The comic opens with the protagonist,ex-cop turned comedian Syd Homes, performing his stand-up routine in a comedy club. After he’s done we get to meet his comedian adversary, Carl Dixon, as he taunts Syd whilst going up on stage for his own routine. It turns out that Carl has his comedy career going well, not because he’s talented but because he steals jokes and gets acquainted with producers. That enrages Syd and his friends provoking a direct conflict between Homes and Dixon.
I have yet to read Joe Hill’s Locke and Key but from what I read in this first chapter it is easy to say that he’s got a knack for comics. He inserts a lot of exposition in Syd’s jokes taking an actual advantage of the comedy theme the story is about. The characters are smoothly introduced and the construction on Syd Homes’ past life as a police officer is charming and raises a lot of interesting questions, which makes sense seeing as this is only the first chapter.
Martin Simmonds’ artwork has drawn my attention since I read Punks Not Dead and even though the art is as mesmerizing in this new comic as it was in the previous series, with strong lines grounding reality and vivid colors, there are some differences. For instance, there are no magical elements in this story (at least not yet) so we don’t get that gorgeous glow Simmonds does so well. Instead, the artist creates an involving atmosphere for the scene that takes place inside the comedy club. Outside the club, we still get colder tones but keeping the involvement I mentioned before.
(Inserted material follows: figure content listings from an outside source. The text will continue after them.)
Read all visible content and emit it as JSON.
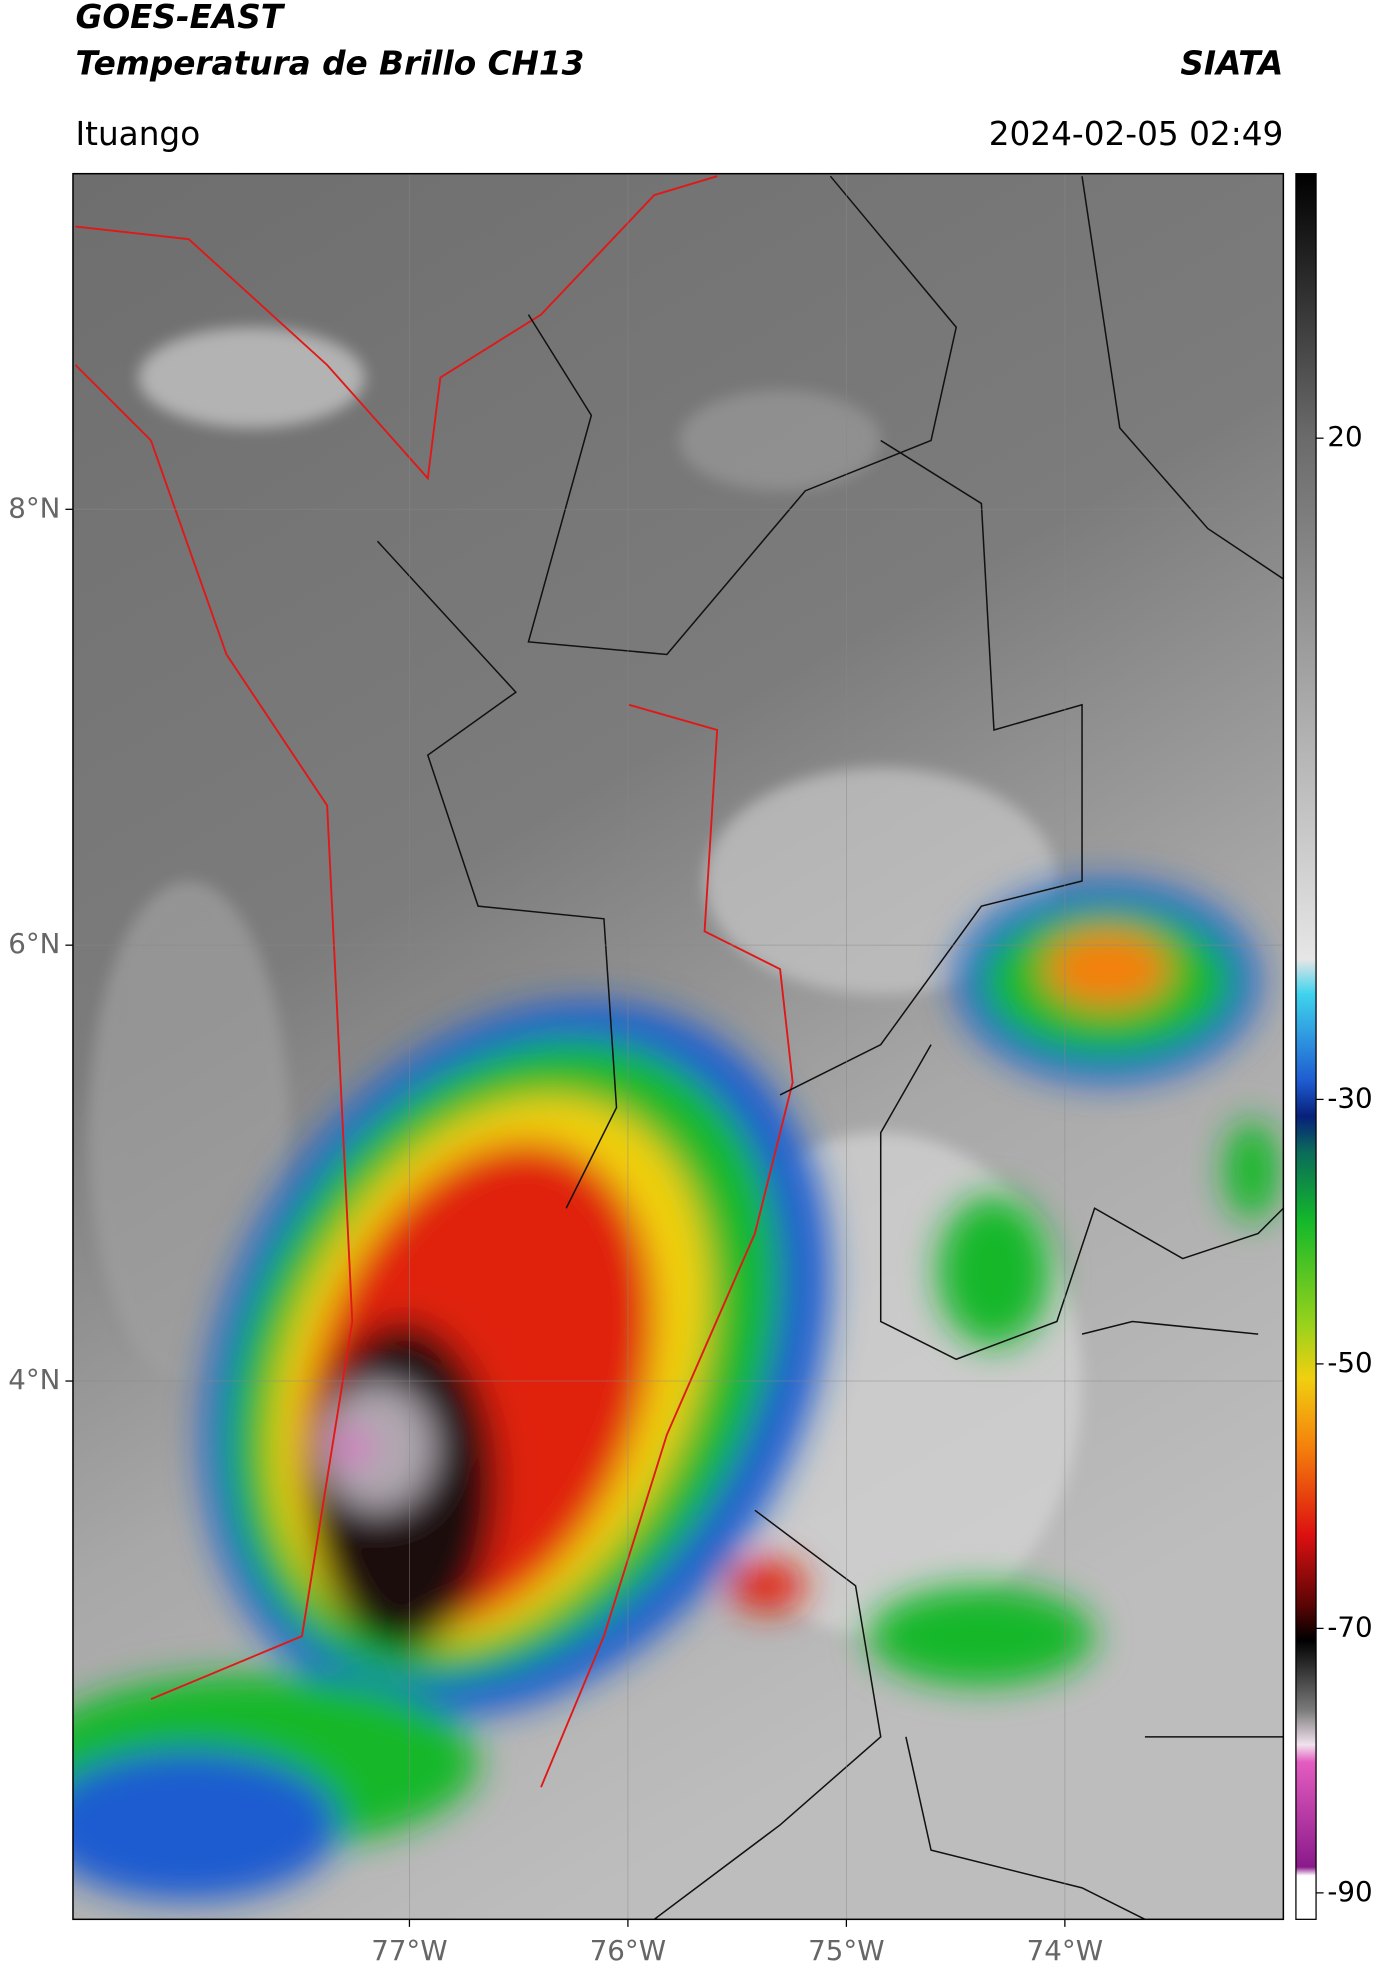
{
  "header": {
    "title": "GOES-EAST",
    "product": "Temperatura de Brillo CH13",
    "source": "SIATA",
    "region": "Ituango",
    "datetime": "2024-02-05 02:49"
  },
  "map": {
    "xlim": [
      -78.54,
      -73.0
    ],
    "ylim": [
      1.53,
      9.54
    ],
    "xticks": [
      {
        "value": -77,
        "label": "77°W"
      },
      {
        "value": -76,
        "label": "76°W"
      },
      {
        "value": -75,
        "label": "75°W"
      },
      {
        "value": -74,
        "label": "74°W"
      }
    ],
    "yticks": [
      {
        "value": 8,
        "label": "8°N"
      },
      {
        "value": 6,
        "label": "6°N"
      },
      {
        "value": 4,
        "label": "4°N"
      }
    ],
    "grid": true
  },
  "colorbar": {
    "lim": [
      -92,
      40
    ],
    "ticks": [
      20,
      -30,
      -50,
      -70,
      -90
    ]
  }
}
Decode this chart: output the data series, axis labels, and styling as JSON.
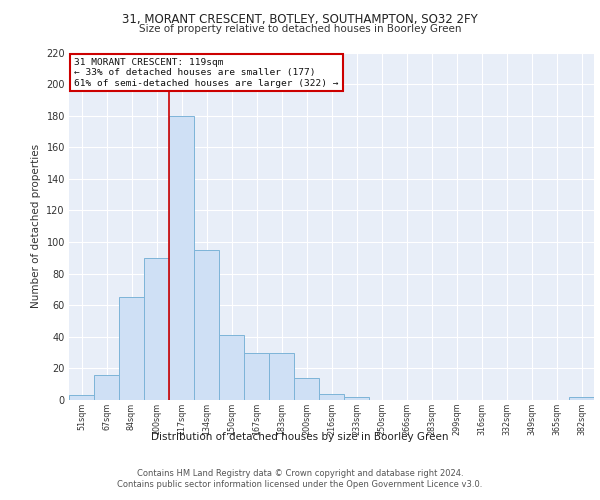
{
  "title1": "31, MORANT CRESCENT, BOTLEY, SOUTHAMPTON, SO32 2FY",
  "title2": "Size of property relative to detached houses in Boorley Green",
  "xlabel": "Distribution of detached houses by size in Boorley Green",
  "ylabel": "Number of detached properties",
  "bar_labels": [
    "51sqm",
    "67sqm",
    "84sqm",
    "100sqm",
    "117sqm",
    "134sqm",
    "150sqm",
    "167sqm",
    "183sqm",
    "200sqm",
    "216sqm",
    "233sqm",
    "250sqm",
    "266sqm",
    "283sqm",
    "299sqm",
    "316sqm",
    "332sqm",
    "349sqm",
    "365sqm",
    "382sqm"
  ],
  "bar_values": [
    3,
    16,
    65,
    90,
    180,
    95,
    41,
    30,
    30,
    14,
    4,
    2,
    0,
    0,
    0,
    0,
    0,
    0,
    0,
    0,
    2
  ],
  "bar_color": "#cfe0f5",
  "bar_edge_color": "#7db4d8",
  "property_bar_index": 4,
  "annotation_line1": "31 MORANT CRESCENT: 119sqm",
  "annotation_line2": "← 33% of detached houses are smaller (177)",
  "annotation_line3": "61% of semi-detached houses are larger (322) →",
  "vline_color": "#cc0000",
  "background_color": "#e8eef8",
  "grid_color": "#ffffff",
  "footnote1": "Contains HM Land Registry data © Crown copyright and database right 2024.",
  "footnote2": "Contains public sector information licensed under the Open Government Licence v3.0.",
  "ylim": [
    0,
    220
  ],
  "yticks": [
    0,
    20,
    40,
    60,
    80,
    100,
    120,
    140,
    160,
    180,
    200,
    220
  ]
}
The coloring for this chapter is spectacular, I’m thinking maybe even more than any of Simmonds’ previous works. The only downside is a quick fight scene we get around the end of the comic that I’m thinking it is supposed to look distorted but there are some punches that don’t appear to hit so, it barely looks like a fight at all.
Like mentioned at the beginning of the review, I loved how well paired Simmonds’ style got with Hill’s storytelling and despite my regards about the fight scene, the plot and the art are more than enough to convince me to keep up with this comic and see just how wonderful and gritty it can get.
Like mentioned at the beginning of the review, I loved how well paired Simmonds' style got with Hill's storytelling and despite my regards about the fight scene, the plot and the art are more than enough to convince me to keep up with this comic and see just how wonderful and gritty it can get.